Via this forum I found out how I can make use of a Flow Variable in combination with the GROUP BY node. The example workflow that I found allows me to ‘group by’ my dataset on only one ‘variable’ column.
If you have a fixed number of grouping column you can simply extend your Table Creator node prior to loop start with new columns containing grouping column names. See modified workflow: Groupby with flow var.knwf 1.knwf (14.0 KB)
One additional and hopefully last question.
In the setting of ‘your’ flow is see the following:
In your flow variables “0” and “1” appear in the folder grouByColumns->IncList.
Somehow I don’t manage to get that available in my workflow. What I get is this:
I included my workflow. Please find attached.
Many tanks for getting me going!
it depends on the preselection in the node settings. If you’ve select 1 group column you’ll get 1 field in the Flow variables, if you select 2 group columns you’ll get 2 fields, etc.
I hope in future this settings will become more dynamically.
Thanks you for your responses. Also after doing what you said, I stll don’t get the multiple selection possibilities in the Flow Variables. Please see below.
Could you please advice? There must be something that I am not doing correctly…
The strange thing is that when I load the example workflow from @ipazin this feature is working. But when I use it for my own purposes/on my own dataset, the functionality gets lost. Also when I build it from scratch in exactly the same way. Very strange.
I received an example workflow from @ipazin in which he uses a GROUP BY node in combination with Flow Variables.

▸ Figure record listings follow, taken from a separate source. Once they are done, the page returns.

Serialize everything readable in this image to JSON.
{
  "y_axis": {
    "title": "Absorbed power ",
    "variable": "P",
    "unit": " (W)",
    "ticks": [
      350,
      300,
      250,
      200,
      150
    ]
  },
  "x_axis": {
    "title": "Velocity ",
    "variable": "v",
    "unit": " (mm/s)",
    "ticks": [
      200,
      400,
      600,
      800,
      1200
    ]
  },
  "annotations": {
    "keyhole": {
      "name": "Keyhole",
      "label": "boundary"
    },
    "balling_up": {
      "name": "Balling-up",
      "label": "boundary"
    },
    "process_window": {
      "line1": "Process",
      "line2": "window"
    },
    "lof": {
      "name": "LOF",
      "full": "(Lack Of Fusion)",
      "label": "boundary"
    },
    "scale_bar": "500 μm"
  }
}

In the tab ‘Flow Variables’ the number of possible columns to select (the variables) moves along with the total columns you drag into the “Groups” tab within the GROUP BY node. This would be normal.

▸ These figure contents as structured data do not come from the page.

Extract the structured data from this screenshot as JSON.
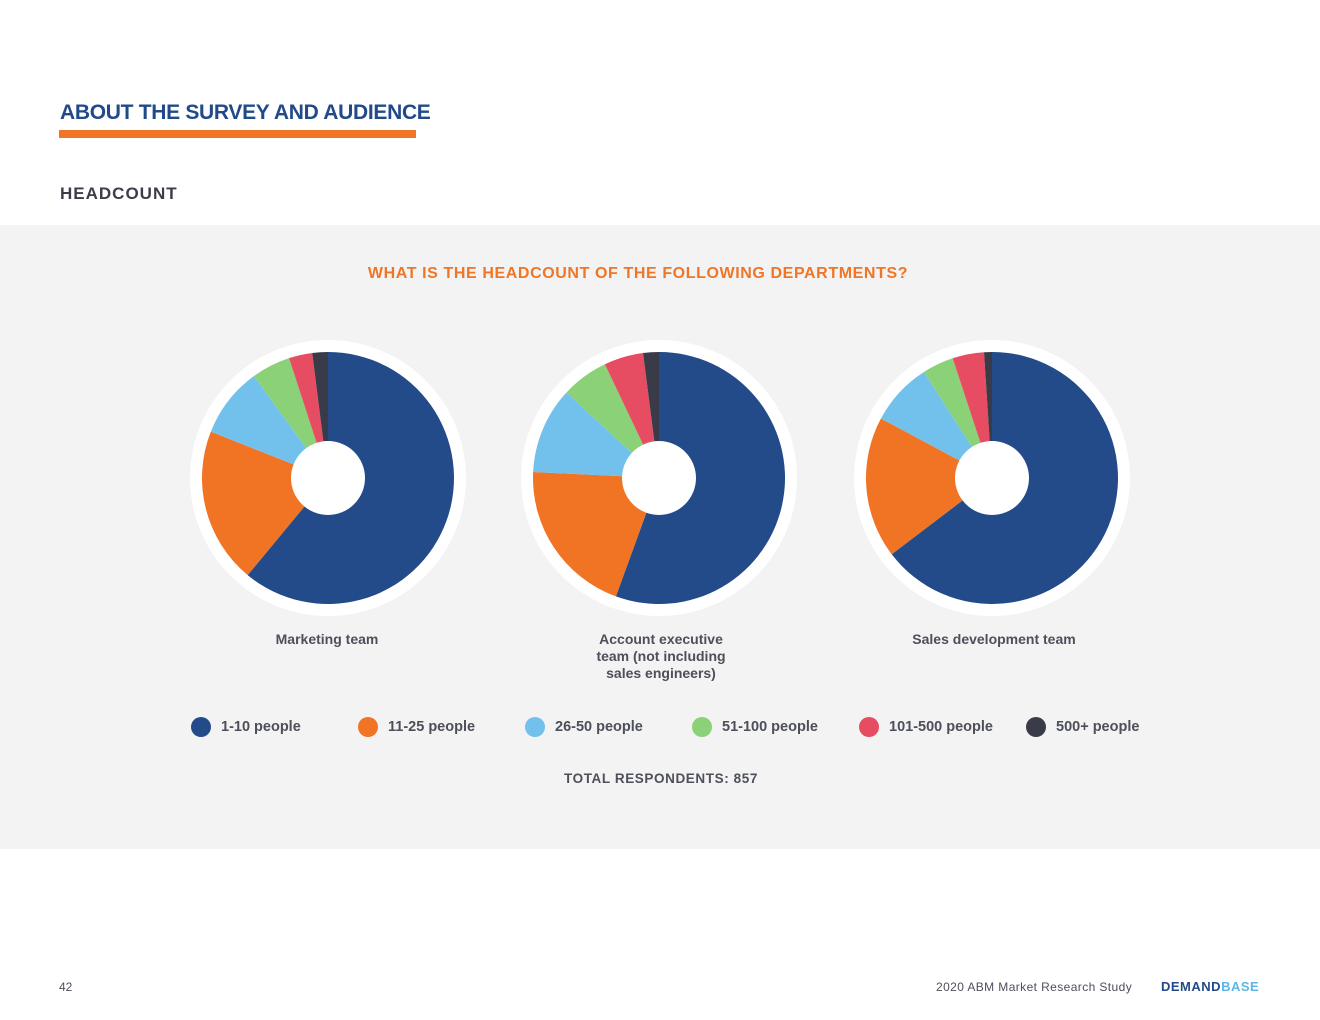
{
  "header": {
    "section_title": "ABOUT THE SURVEY AND AUDIENCE",
    "sub_heading": "HEADCOUNT"
  },
  "question": "WHAT IS THE HEADCOUNT OF THE FOLLOWING DEPARTMENTS?",
  "legend": [
    {
      "label": "1-10 people",
      "color": "#234a89"
    },
    {
      "label": "11-25 people",
      "color": "#f07424"
    },
    {
      "label": "26-50 people",
      "color": "#71c1ec"
    },
    {
      "label": "51-100 people",
      "color": "#8bd177"
    },
    {
      "label": "101-500 people",
      "color": "#e64d62"
    },
    {
      "label": "500+ people",
      "color": "#3a3b49"
    }
  ],
  "total_respondents": "TOTAL RESPONDENTS: 857",
  "footer": {
    "page_number": "42",
    "study_title": "2020 ABM Market Research Study",
    "logo_part1": "DEMAND",
    "logo_part2": "BASE"
  },
  "chart_data": [
    {
      "type": "pie",
      "title": "Marketing team",
      "categories": [
        "1-10 people",
        "11-25 people",
        "26-50 people",
        "51-100 people",
        "101-500 people",
        "500+ people"
      ],
      "values": [
        61,
        20,
        9,
        5,
        3,
        2
      ]
    },
    {
      "type": "pie",
      "title": "Account executive team (not including sales engineers)",
      "categories": [
        "1-10 people",
        "11-25 people",
        "26-50 people",
        "51-100 people",
        "101-500 people",
        "500+ people"
      ],
      "values": [
        55,
        20,
        11,
        6,
        5,
        2
      ]
    },
    {
      "type": "pie",
      "title": "Sales development team",
      "categories": [
        "1-10 people",
        "11-25 people",
        "26-50 people",
        "51-100 people",
        "101-500 people",
        "500+ people"
      ],
      "values": [
        64,
        18,
        8,
        4,
        4,
        1
      ]
    }
  ]
}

However, when I do the same in my Knime workflow, the number of columns to select as a variabel under “IncList” does not change. So I cant use multiple columns as variable.

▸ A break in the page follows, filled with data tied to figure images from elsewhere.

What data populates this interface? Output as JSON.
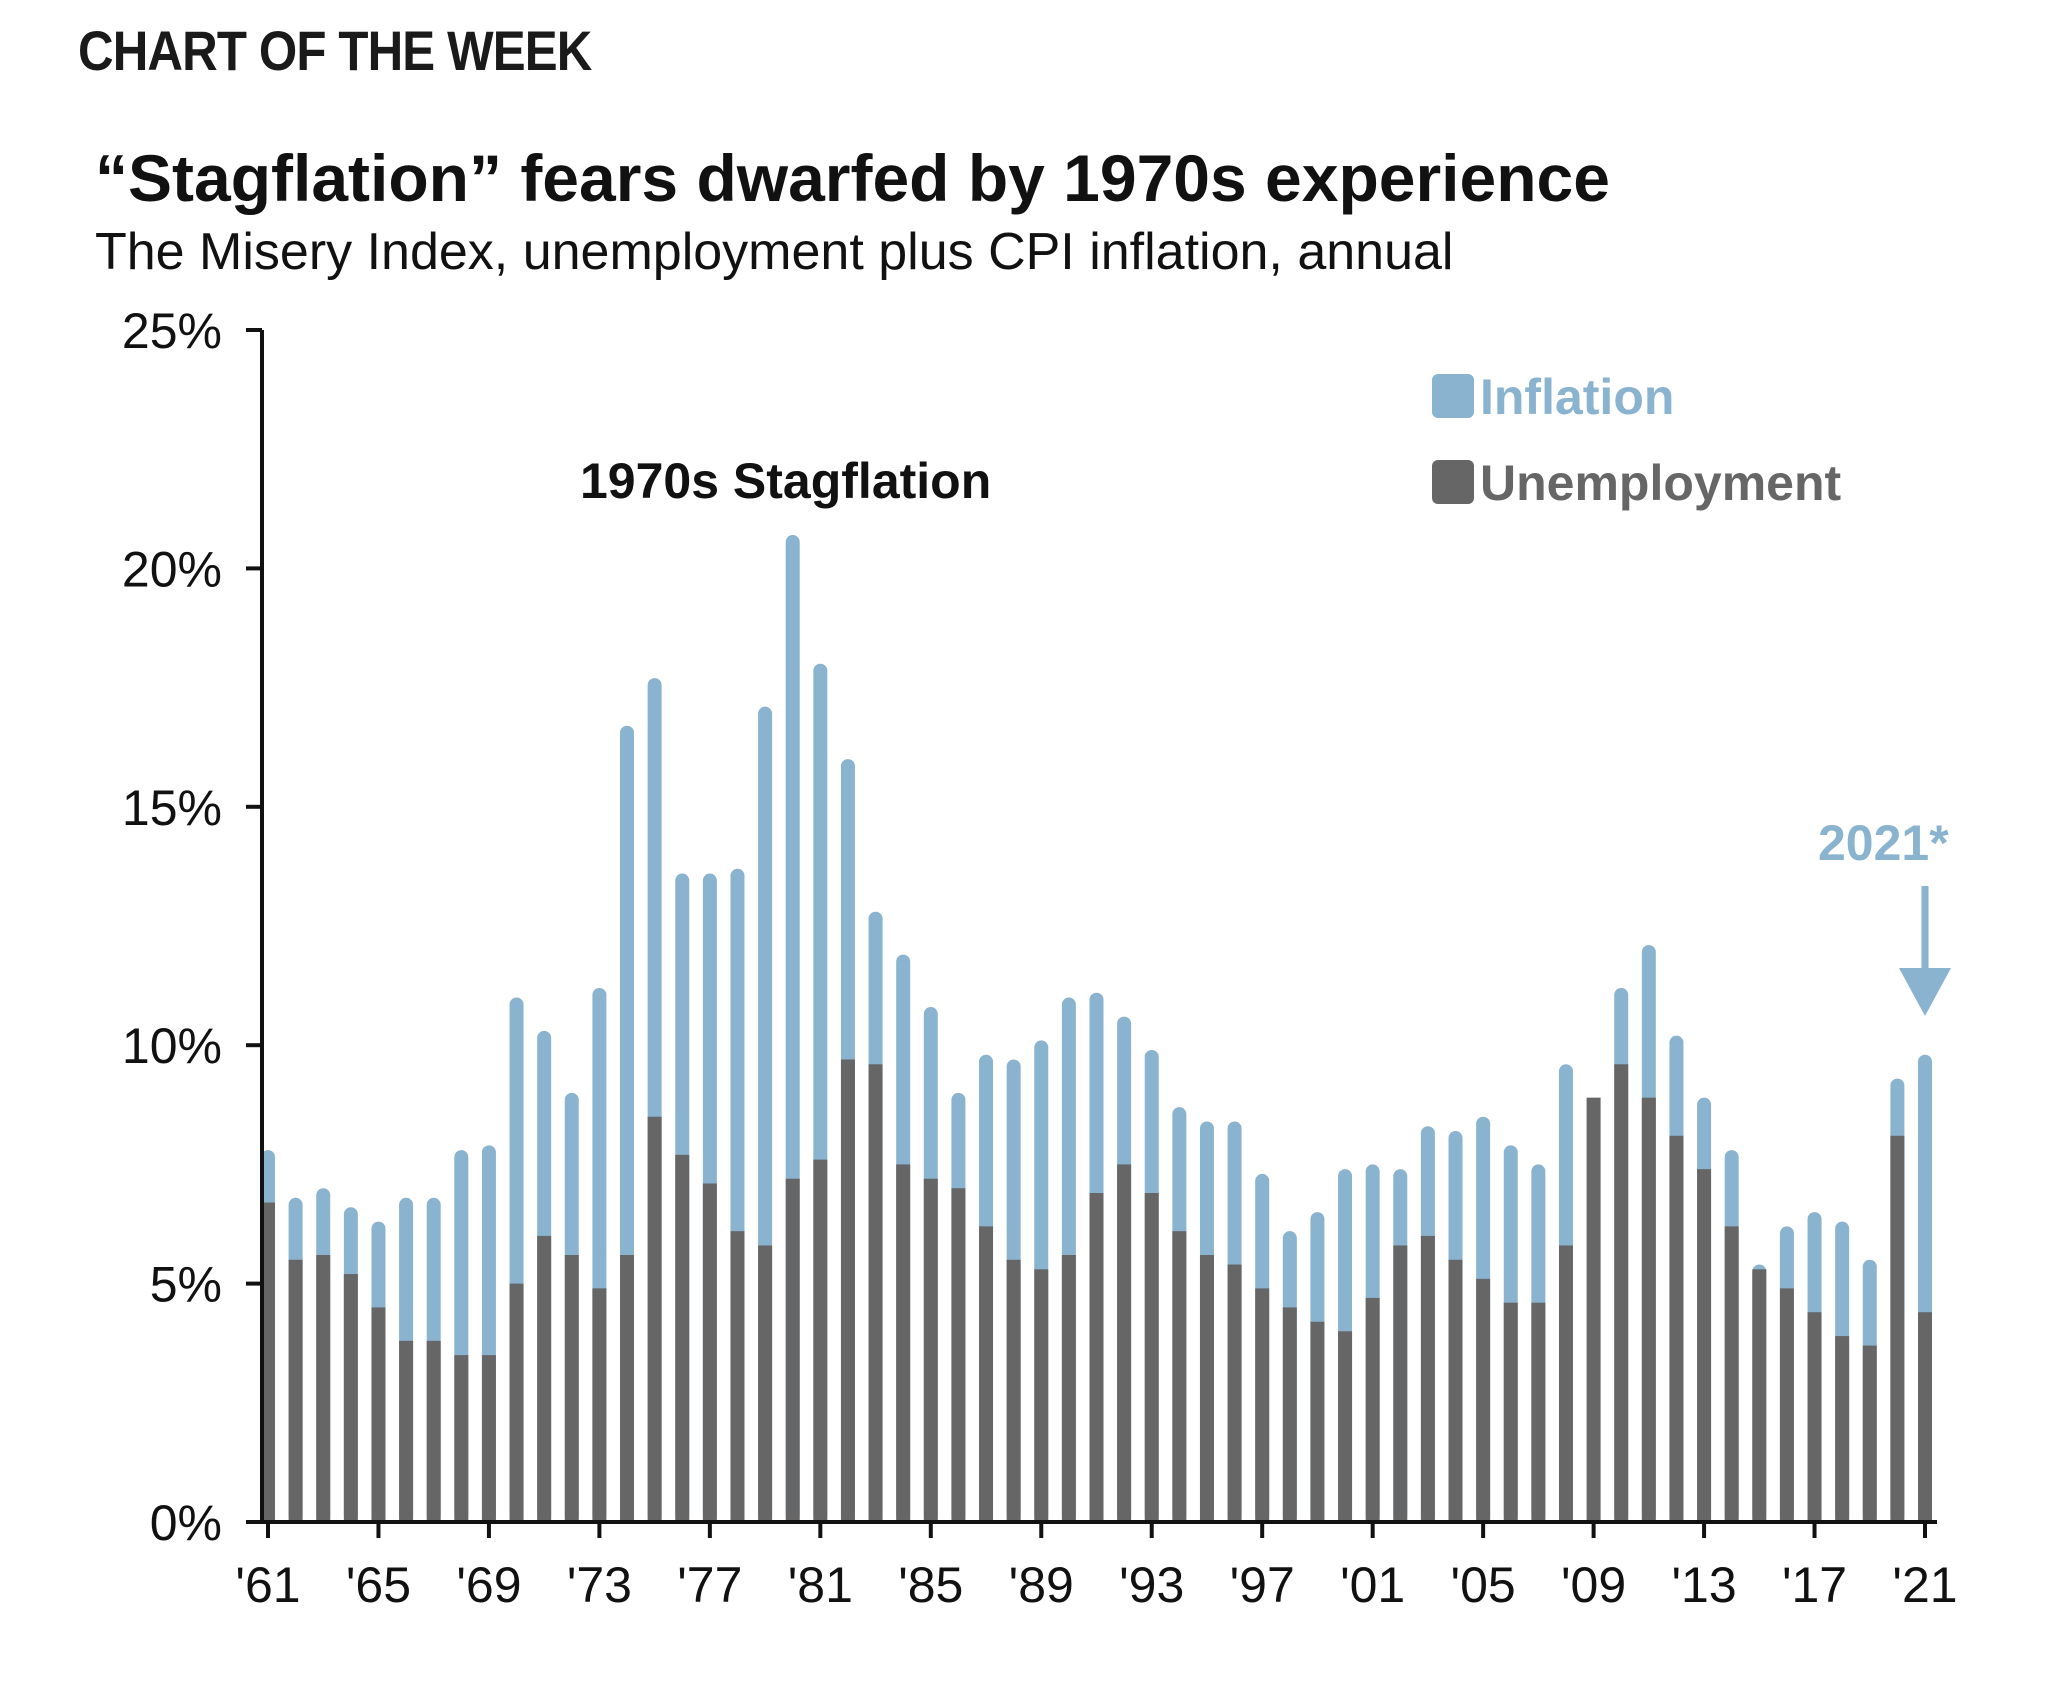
{
  "header": {
    "kicker": "CHART OF THE WEEK",
    "title": "“Stagflation” fears dwarfed by 1970s experience",
    "subtitle": "The Misery Index, unemployment plus CPI inflation, annual"
  },
  "colors": {
    "inflation": "#8ab3cf",
    "unemployment": "#666666",
    "axis": "#111111",
    "note": "#8ab3cf"
  },
  "chart_data": {
    "type": "bar",
    "stacked": true,
    "title": "“Stagflation” fears dwarfed by 1970s experience",
    "subtitle": "The Misery Index, unemployment plus CPI inflation, annual",
    "xlabel": "",
    "ylabel": "",
    "ylim": [
      0,
      25
    ],
    "yticks": [
      0,
      5,
      10,
      15,
      20,
      25
    ],
    "ytick_labels": [
      "0%",
      "5%",
      "10%",
      "15%",
      "20%",
      "25%"
    ],
    "xtick_labels": [
      "'61",
      "'65",
      "'69",
      "'73",
      "'77",
      "'81",
      "'85",
      "'89",
      "'93",
      "'97",
      "'01",
      "'05",
      "'09",
      "'13",
      "'17",
      "'21"
    ],
    "xtick_years": [
      1961,
      1965,
      1969,
      1973,
      1977,
      1981,
      1985,
      1989,
      1993,
      1997,
      2001,
      2005,
      2009,
      2013,
      2017,
      2021
    ],
    "legend": {
      "position": "top-right",
      "entries": [
        "Inflation",
        "Unemployment"
      ]
    },
    "annotations": {
      "stagflation_label": "1970s Stagflation",
      "latest_label": "2021*"
    },
    "categories": [
      1961,
      1962,
      1963,
      1964,
      1965,
      1966,
      1967,
      1968,
      1969,
      1970,
      1971,
      1972,
      1973,
      1974,
      1975,
      1976,
      1977,
      1978,
      1979,
      1980,
      1981,
      1982,
      1983,
      1984,
      1985,
      1986,
      1987,
      1988,
      1989,
      1990,
      1991,
      1992,
      1993,
      1994,
      1995,
      1996,
      1997,
      1998,
      1999,
      2000,
      2001,
      2002,
      2003,
      2004,
      2005,
      2006,
      2007,
      2008,
      2009,
      2010,
      2011,
      2012,
      2013,
      2014,
      2015,
      2016,
      2017,
      2018,
      2019,
      2020,
      2021
    ],
    "series": [
      {
        "name": "Unemployment",
        "values": [
          6.7,
          5.5,
          5.6,
          5.2,
          4.5,
          3.8,
          3.8,
          3.5,
          3.5,
          5.0,
          6.0,
          5.6,
          4.9,
          5.6,
          8.5,
          7.7,
          7.1,
          6.1,
          5.8,
          7.2,
          7.6,
          9.7,
          9.6,
          7.5,
          7.2,
          7.0,
          6.2,
          5.5,
          5.3,
          5.6,
          6.9,
          7.5,
          6.9,
          6.1,
          5.6,
          5.4,
          4.9,
          4.5,
          4.2,
          4.0,
          4.7,
          5.8,
          6.0,
          5.5,
          5.1,
          4.6,
          4.6,
          5.8,
          9.3,
          9.6,
          8.9,
          8.1,
          7.4,
          6.2,
          5.3,
          4.9,
          4.4,
          3.9,
          3.7,
          8.1,
          4.4
        ]
      },
      {
        "name": "Inflation",
        "values": [
          1.1,
          1.3,
          1.4,
          1.4,
          1.8,
          3.0,
          3.0,
          4.3,
          4.4,
          6.0,
          4.3,
          3.4,
          6.3,
          11.1,
          9.2,
          5.9,
          6.5,
          7.6,
          11.3,
          13.5,
          10.4,
          6.3,
          3.2,
          4.4,
          3.6,
          2.0,
          3.6,
          4.2,
          4.8,
          5.4,
          4.2,
          3.1,
          3.0,
          2.6,
          2.8,
          3.0,
          2.4,
          1.6,
          2.3,
          3.4,
          2.8,
          1.6,
          2.3,
          2.7,
          3.4,
          3.3,
          2.9,
          3.8,
          -0.4,
          1.6,
          3.2,
          2.1,
          1.5,
          1.6,
          0.1,
          1.3,
          2.1,
          2.4,
          1.8,
          1.2,
          5.4
        ]
      }
    ]
  }
}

I am using version 4.1.0. Do you perhaps have any idea what is going wrong here?
Many thanks for reading and for your reaction in advance!
regarding Flow Variables tab. The setting you have corresponds to KNIME version 4.1 and higher. Workflow I sent you is one I downloaded from your original post and modified. You said you found that example so my guess would be that this workflow was build prior to KNIME 4.1. Why 4.1? Because with this version new flow variables types were introduced including collection type that is now available in GroupBy node both for included and exclude columns. This actually makes easier to dynamically control GroupBy node. Unfortunately this is not the case when using loop as Table Row to Variable Loop Start doesn’t yet support new flow variables types.
Now to workaround which isn’t too bad. Using Chunk Loop Start you take row by row and create flow variable of Collection type inside loop using Table Row to Variable node.
in each iteration after GroupBy node you’ll end up with different table cause you have different grouping columns so you need to check Allow table changing specifications option in Loop End node.